Tim Tebow: What We Learned About Tebow's Future in 2010

Aaron YoungCorrespondent IIIJuly 14, 2011

DENVER - DECEMBER 26:  Quarterback Tim Tebow #15 of the Denver Broncos rolls out and looks to deliver a pass against the Houston Texas at INVESCO Field at Mile High on December 26, 2010 in Denver, Colorado. The Broncos defeated the Texans 24-23.  (Photo by Doug Pensinger/Getty Images)
Doug Pensinger/Getty Images

"In today already walks tomorrow.”—Friedrich von Schiller

The Denver Broncos were responsible for stealing most of the headlines after the first round of the 2010 NFL Draft when the organization spent the 25th pick overall on quarterback Tim Tebow.

More than a few people found themselves questioning then head coach Josh McDaniels’ decision to trade up to spend the 25th pick overall on the young quarterback. The pick was, by many, considered a reach.

Fifteen months have passed since the Florida alumnus and college record-setting field general was drafted. His rookie season has also passed.

Tebow’s rookie season was interesting, to say the least. It is safe to say that his first season in the league had its ups and downs. However, most people would agree that Tebow improved dramatically over his first three starts in the NFL.

Critics would argue that his 50 percent completion rate indicates Tebow is not ready to start in the NFL, while others would argue that his 300-plus yards against the Texans in Week 16 is proof that he can succeed in this league.

What’s most impressive about Tebow’s rookie campaign was his touchdown to turnover ratio: 11-3. That was the best among rookies by far and second-best in the league—just next to Tom Brady.

Some might argue that several of the touchdowns were short yardage runs, and anybody could do that. The fact of the matter is that not just anybody can do that. They would if they could.

The southpaw quarterback’s unique skill set makes him one of the most thrilling players to watch in the game today. It is common knowledge that Tebow, as well as any other second-year player, will need to improve in 2011.

The progress he made over his three starts in 2010 tells us he will show great improvement during his second year in the league.

During his first start against the Raiders, the Broncos coaching staff didn’t expose Tebow to a whole lot of the playbook—therefore making the signal caller very predictable.

In his second start, the coaching staff opened up more of the playbook, as Tebow was the architect behind a magnificent comeback victory against the Texans. He also came close to stealing the win against the impressive Chargers.

If the former college superstar continues to improve like he did over the later part of his rookie season, chances are he will become a very good player in the NFL.

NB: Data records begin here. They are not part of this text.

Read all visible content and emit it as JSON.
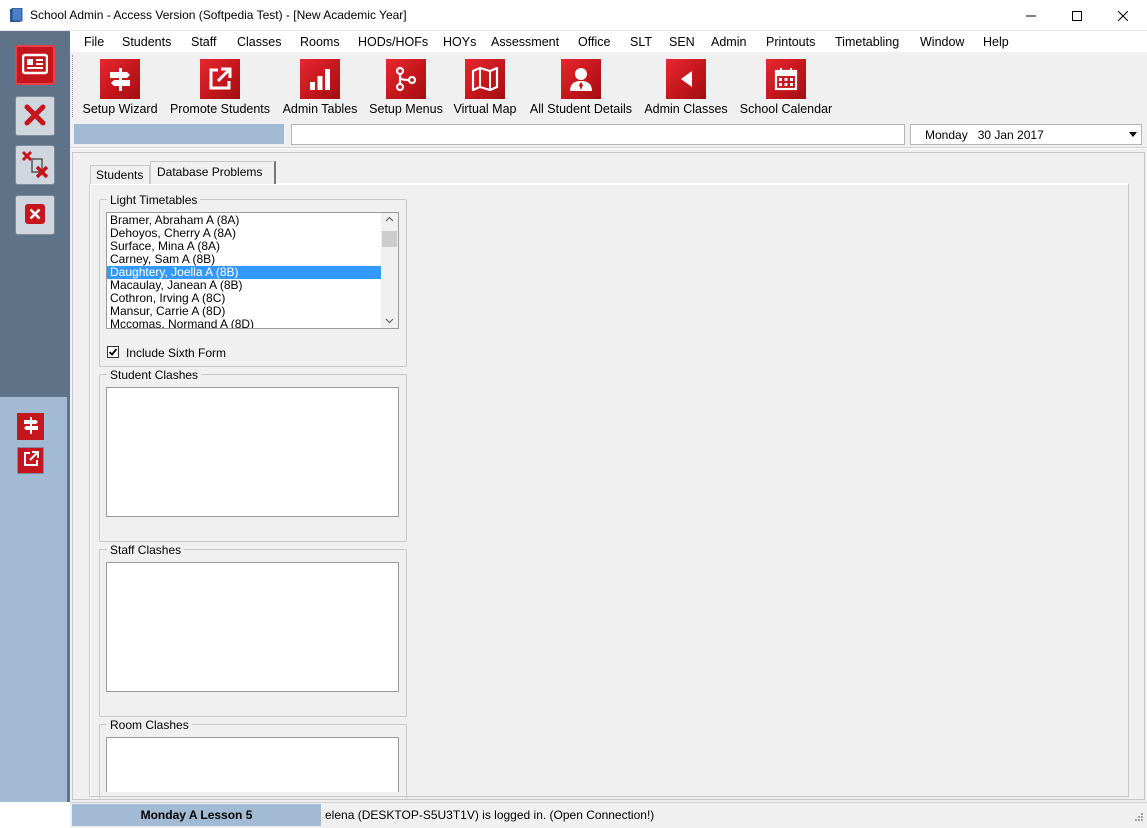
{
  "window": {
    "title": "School Admin - Access Version (Softpedia Test) - [New Academic Year]",
    "minimize_label": "—",
    "maximize_label": "☐",
    "close_label": "✕"
  },
  "menu": [
    "File",
    "Students",
    "Staff",
    "Classes",
    "Rooms",
    "HODs/HOFs",
    "HOYs",
    "Assessment",
    "Office",
    "SLT",
    "SEN",
    "Admin",
    "Printouts",
    "Timetabling",
    "Window",
    "Help"
  ],
  "toolbar": [
    {
      "label": "Setup Wizard",
      "icon": "signpost-icon"
    },
    {
      "label": "Promote Students",
      "icon": "external-link-icon"
    },
    {
      "label": "Admin Tables",
      "icon": "bar-chart-icon"
    },
    {
      "label": "Setup Menus",
      "icon": "branch-icon"
    },
    {
      "label": "Virtual Map",
      "icon": "map-icon"
    },
    {
      "label": "All Student Details",
      "icon": "person-icon"
    },
    {
      "label": "Admin Classes",
      "icon": "back-arrow-icon"
    },
    {
      "label": "School Calendar",
      "icon": "calendar-icon"
    }
  ],
  "date_select": {
    "value": "Monday   30 Jan 2017"
  },
  "tabs": {
    "students": "Students",
    "database_problems": "Database Problems"
  },
  "light_timetables": {
    "label": "Light Timetables",
    "items": [
      "Bramer, Abraham A (8A)",
      "Dehoyos, Cherry A (8A)",
      "Surface, Mina A (8A)",
      "Carney, Sam A (8B)",
      "Daughtery, Joella A (8B)",
      "Macaulay, Janean A (8B)",
      "Cothron, Irving A (8C)",
      "Mansur, Carrie A (8D)",
      "Mccomas, Normand A (8D)"
    ],
    "selected_index": 4,
    "include_sixth_form": "Include Sixth Form",
    "include_sixth_form_checked": true
  },
  "student_clashes": {
    "label": "Student Clashes"
  },
  "staff_clashes": {
    "label": "Staff Clashes"
  },
  "room_clashes": {
    "label": "Room Clashes"
  },
  "status": {
    "lesson": "Monday A Lesson 5",
    "user": "elena (DESKTOP-S5U3T1V) is logged in. (Open Connection!)"
  },
  "colors": {
    "brand_red": "#c4161c",
    "sidebar_dark": "#5e7388",
    "sidebar_light": "#a2bad4",
    "selection": "#3399ff"
  }
}
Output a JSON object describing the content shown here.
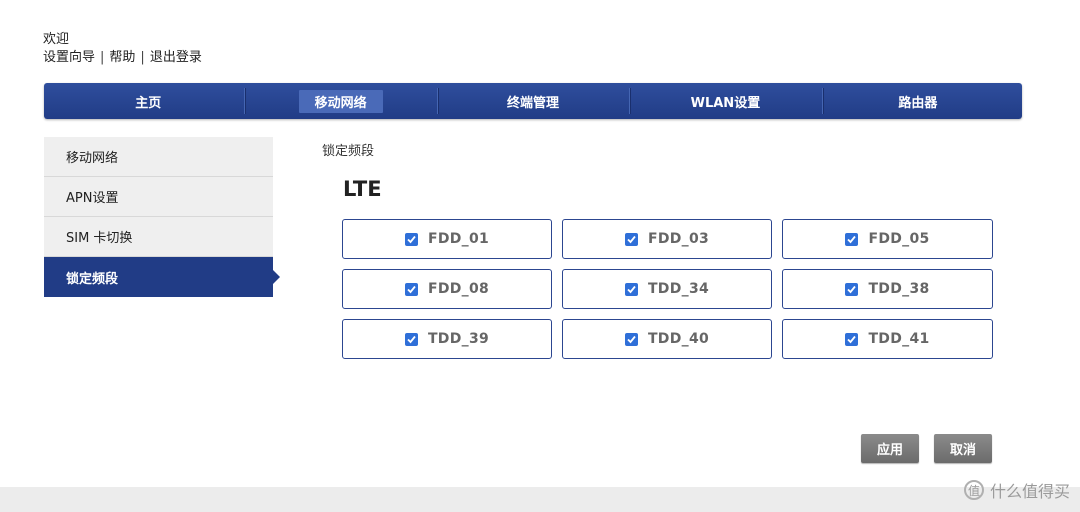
{
  "header": {
    "welcome": "欢迎",
    "links": [
      {
        "label": "设置向导"
      },
      {
        "label": "帮助"
      },
      {
        "label": "退出登录"
      }
    ],
    "separator": "|"
  },
  "nav": {
    "items": [
      {
        "label": "主页",
        "active": false
      },
      {
        "label": "移动网络",
        "active": true
      },
      {
        "label": "终端管理",
        "active": false
      },
      {
        "label": "WLAN设置",
        "active": false
      },
      {
        "label": "路由器",
        "active": false
      }
    ]
  },
  "sidebar": {
    "items": [
      {
        "label": "移动网络",
        "active": false
      },
      {
        "label": "APN设置",
        "active": false
      },
      {
        "label": "SIM 卡切换",
        "active": false
      },
      {
        "label": "锁定频段",
        "active": true
      }
    ]
  },
  "main": {
    "section_title": "锁定频段",
    "lte_title": "LTE",
    "bands": [
      {
        "label": "FDD_01",
        "checked": true
      },
      {
        "label": "FDD_03",
        "checked": true
      },
      {
        "label": "FDD_05",
        "checked": true
      },
      {
        "label": "FDD_08",
        "checked": true
      },
      {
        "label": "TDD_34",
        "checked": true
      },
      {
        "label": "TDD_38",
        "checked": true
      },
      {
        "label": "TDD_39",
        "checked": true
      },
      {
        "label": "TDD_40",
        "checked": true
      },
      {
        "label": "TDD_41",
        "checked": true
      }
    ],
    "apply_label": "应用",
    "cancel_label": "取消"
  },
  "watermark": {
    "icon": "值",
    "text": "什么值得买"
  },
  "colors": {
    "nav_blue": "#213c86",
    "checkbox_blue": "#2f6fd8",
    "button_gray": "#7a7a7a"
  }
}
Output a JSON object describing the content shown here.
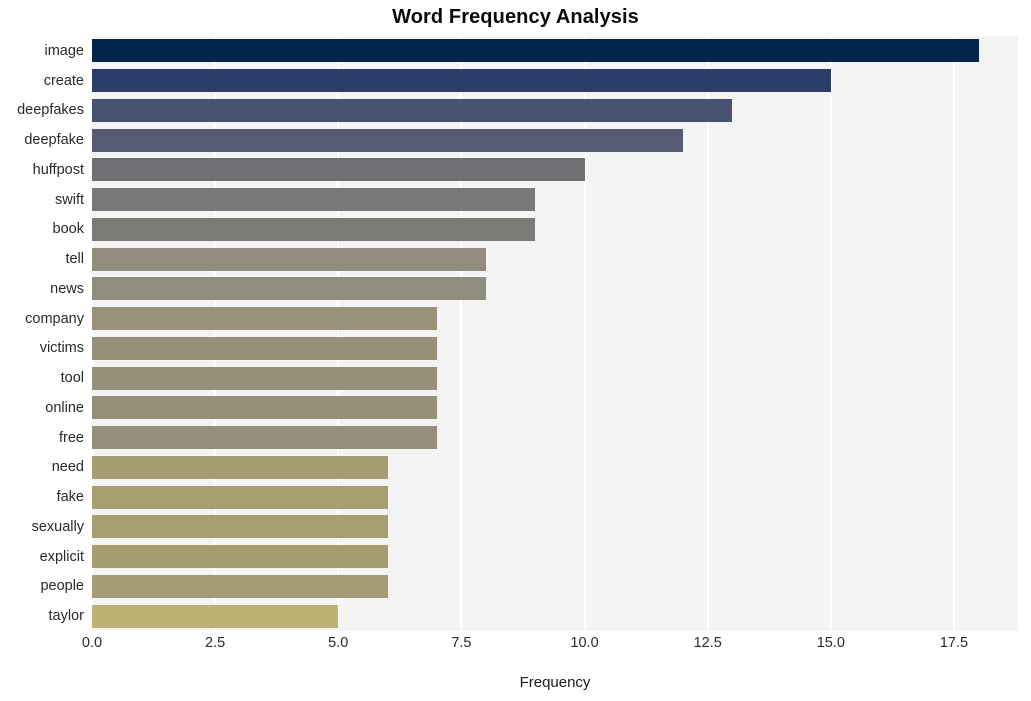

Before Tebow entered the NFL, many people claimed he would not be able to run like he did in college and therefore would not be as successful as he was at the collegiate level.

Averaging 5.3 yards per carry, racking up a total on 227 yards on the ground along with six touchdowns shows he can indeed run the ball in the NFL.

He also showed he can throw at this level. Just like people doubted he could throw at Florida, people highly doubted he could throw successfully as a pro.

Three hundred and eight yards through the air against the Texans is proof enough. Houston’s secondary was awful last season, but Tebow was also just a rookie, and the Texans had an NFL defense.

In his three starts last year, Tebow scored seven touchdowns. That’s more than two scores per game. If that doesn’t get you excited about a rookie’s future, I don’t know what will.

If Tebow can keep this up, more and more people will start believing he can actually justify the first-round draft pick and all the hype surrounding him.  

Denver and Tebow fans, along with anyone involved with the Broncos organization, sure hope he will.